Not only were people mad that such a traumatizing mistake was made, but they were also furious about how long it took officials to notify them that a mistake had been made. “Why does it take 38 minutes for us to get a false alarm notice? … That’s completely unacceptable,” a citizen told CNN.
The Investigation Begins
In the wake of the false alarm, officials vowed to investigate the incident. They also promised residents that it would never happen again. “We’ve implemented change already to assure that it becomes a redundant process so that it won’t be a single individual [responsible for issuing alerts],” Ige said in a statement. “There’ll be at least two people that would be involved to initiate the alert.”

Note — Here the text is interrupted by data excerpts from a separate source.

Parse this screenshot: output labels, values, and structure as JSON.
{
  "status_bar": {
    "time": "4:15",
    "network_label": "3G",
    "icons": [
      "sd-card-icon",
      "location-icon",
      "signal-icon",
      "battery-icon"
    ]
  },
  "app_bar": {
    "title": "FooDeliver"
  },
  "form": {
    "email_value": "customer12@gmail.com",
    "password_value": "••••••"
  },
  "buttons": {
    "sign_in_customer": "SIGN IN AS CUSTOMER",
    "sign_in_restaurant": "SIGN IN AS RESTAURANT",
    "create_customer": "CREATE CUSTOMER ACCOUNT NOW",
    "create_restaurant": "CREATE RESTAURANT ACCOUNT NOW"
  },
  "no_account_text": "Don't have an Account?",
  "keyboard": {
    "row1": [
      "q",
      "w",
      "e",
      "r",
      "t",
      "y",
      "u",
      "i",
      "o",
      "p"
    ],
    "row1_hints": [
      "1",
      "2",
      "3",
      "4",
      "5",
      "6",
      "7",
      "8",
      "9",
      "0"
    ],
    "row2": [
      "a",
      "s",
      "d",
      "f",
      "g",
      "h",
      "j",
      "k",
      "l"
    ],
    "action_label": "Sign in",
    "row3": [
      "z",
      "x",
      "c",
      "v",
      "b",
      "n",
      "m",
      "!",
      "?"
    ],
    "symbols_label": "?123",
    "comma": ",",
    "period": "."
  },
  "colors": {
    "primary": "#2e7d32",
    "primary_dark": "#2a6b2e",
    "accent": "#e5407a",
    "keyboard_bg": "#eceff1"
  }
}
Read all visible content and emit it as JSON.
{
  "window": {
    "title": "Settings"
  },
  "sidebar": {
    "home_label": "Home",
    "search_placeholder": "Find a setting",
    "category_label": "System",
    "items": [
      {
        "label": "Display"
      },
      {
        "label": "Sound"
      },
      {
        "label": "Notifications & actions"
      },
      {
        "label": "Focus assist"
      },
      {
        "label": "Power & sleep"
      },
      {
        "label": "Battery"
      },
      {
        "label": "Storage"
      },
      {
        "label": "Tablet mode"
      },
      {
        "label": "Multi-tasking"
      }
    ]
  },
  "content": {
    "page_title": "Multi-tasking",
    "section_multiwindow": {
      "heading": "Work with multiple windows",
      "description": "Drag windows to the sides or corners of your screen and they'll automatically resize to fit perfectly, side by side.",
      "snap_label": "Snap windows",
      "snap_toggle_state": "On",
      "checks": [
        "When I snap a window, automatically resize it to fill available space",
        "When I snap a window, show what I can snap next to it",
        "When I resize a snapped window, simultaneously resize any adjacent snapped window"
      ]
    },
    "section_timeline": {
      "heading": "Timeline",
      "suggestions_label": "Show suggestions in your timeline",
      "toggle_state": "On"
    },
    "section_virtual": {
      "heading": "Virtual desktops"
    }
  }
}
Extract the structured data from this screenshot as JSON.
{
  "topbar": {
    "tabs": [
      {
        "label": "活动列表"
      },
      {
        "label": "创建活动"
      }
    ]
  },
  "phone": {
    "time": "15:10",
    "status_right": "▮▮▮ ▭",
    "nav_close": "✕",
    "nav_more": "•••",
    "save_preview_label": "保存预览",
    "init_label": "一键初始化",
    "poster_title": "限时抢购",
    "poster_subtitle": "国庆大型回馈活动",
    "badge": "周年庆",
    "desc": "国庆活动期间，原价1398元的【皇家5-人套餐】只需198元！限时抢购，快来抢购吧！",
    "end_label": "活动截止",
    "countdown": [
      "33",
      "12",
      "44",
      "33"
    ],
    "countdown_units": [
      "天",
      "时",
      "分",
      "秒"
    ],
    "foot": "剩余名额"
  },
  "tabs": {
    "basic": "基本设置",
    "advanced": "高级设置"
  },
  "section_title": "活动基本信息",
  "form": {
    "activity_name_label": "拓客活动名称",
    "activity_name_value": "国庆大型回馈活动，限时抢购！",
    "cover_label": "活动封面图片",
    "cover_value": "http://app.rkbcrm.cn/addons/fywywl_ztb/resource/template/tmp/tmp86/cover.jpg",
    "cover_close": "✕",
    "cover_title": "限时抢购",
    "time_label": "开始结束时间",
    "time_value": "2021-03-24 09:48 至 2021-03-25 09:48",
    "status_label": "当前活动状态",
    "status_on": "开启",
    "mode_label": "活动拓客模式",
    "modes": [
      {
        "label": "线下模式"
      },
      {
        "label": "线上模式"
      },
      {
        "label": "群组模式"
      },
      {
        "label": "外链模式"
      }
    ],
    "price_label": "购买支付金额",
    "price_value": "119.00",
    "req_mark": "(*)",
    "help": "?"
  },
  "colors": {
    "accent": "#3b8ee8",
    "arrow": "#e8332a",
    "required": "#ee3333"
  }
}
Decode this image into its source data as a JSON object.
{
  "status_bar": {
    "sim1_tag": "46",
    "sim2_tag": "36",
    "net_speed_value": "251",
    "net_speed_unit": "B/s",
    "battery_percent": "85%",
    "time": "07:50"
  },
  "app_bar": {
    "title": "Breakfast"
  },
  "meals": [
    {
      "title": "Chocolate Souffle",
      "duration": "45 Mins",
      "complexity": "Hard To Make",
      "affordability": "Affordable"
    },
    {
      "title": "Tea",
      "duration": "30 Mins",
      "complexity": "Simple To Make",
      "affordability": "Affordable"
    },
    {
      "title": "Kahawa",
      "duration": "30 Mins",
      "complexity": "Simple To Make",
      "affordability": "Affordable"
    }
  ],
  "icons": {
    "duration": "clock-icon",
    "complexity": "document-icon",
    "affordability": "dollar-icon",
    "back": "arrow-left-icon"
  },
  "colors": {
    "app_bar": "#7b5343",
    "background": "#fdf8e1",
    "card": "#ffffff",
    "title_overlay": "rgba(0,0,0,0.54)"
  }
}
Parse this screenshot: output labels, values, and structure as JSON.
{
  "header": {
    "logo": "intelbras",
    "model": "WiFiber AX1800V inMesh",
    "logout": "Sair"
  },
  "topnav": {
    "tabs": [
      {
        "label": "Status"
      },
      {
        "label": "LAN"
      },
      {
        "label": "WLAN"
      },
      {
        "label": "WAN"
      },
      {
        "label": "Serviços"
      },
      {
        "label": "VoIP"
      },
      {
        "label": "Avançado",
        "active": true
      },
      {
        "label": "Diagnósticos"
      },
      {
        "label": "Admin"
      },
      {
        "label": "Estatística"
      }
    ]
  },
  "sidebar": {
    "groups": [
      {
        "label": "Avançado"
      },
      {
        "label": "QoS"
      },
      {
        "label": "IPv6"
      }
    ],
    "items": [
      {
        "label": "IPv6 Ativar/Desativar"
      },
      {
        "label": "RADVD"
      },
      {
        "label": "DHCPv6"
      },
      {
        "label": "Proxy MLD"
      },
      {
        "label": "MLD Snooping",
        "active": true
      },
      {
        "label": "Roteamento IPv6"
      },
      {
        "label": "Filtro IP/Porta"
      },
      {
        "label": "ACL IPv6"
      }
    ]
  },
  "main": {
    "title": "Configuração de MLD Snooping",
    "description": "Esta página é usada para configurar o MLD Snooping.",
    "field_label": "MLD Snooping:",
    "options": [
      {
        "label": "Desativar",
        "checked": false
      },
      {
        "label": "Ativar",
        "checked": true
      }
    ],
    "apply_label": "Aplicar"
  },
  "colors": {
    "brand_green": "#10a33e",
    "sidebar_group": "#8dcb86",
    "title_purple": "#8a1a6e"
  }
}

During the investigation that followed, however, officials learned that the message hadn’t been because of an employee clicking the wrong button. Federal investigators discovered that the employee, who has since been fired, believed that a surprise ballistic missile defense drill at a shift change was real.
The Confusing Recording
According to the investigation, a shift supervisor at the agency played a recording over the phone to officers on duty during the surprise drill. The recording began with the words “EXERCISE, EXERCISE, EXERCISE,” but also included the words “THIS IS NOT A DRILL.”
Following His Training
As a result, the officer sent out the warning. “I did what I was trained to do,” the worker, whose name has not been revealed to the media, told NBC. According to the man, he didn’t hear anything in the recording about it being an exercise. However, five other employees who also heard the recording claimed they heard the warning that the transmission was a drill.
A Flawed System
When the man realized his mistake, he immediately understood the gravity of the situation as frantic citizens called in trying to verify the alert. However, the man wasn’t entirely to blame. The system didn’t require the officer to double check with anyone or get approval from a supervisor.
Fixing The Problems
“We weren’t prepared to send out missile notifications. I think the military should do that,” the former employee told NBC. “I regret this ever happened. I feel terrible about it. I did what I thought was right at the time.” After the investigation, officials also announced that other safeguards have been put in place to prevent a similar mistake in the future.
Addressing The Delay
According to officials, the delay in notifying the public of the false alarm was because the supervisor on duty had to log into the system and manually go through the steps to send out another notification to phones. That issue has also been addressed.
A Tremendous Teaching Moment
“It’s quite extraordinary, in those 38 minutes we got a really good sense of what actually would happen if those events were occurring,” Irwin Redlener, director of Columbia University’s National Center for Disaster Preparedness, told NBC about what he called a “tremendous teaching moment.” Redlener hoped the experience would make people more prepared about what to do and create a plan for a nuclear disaster since the information is out there.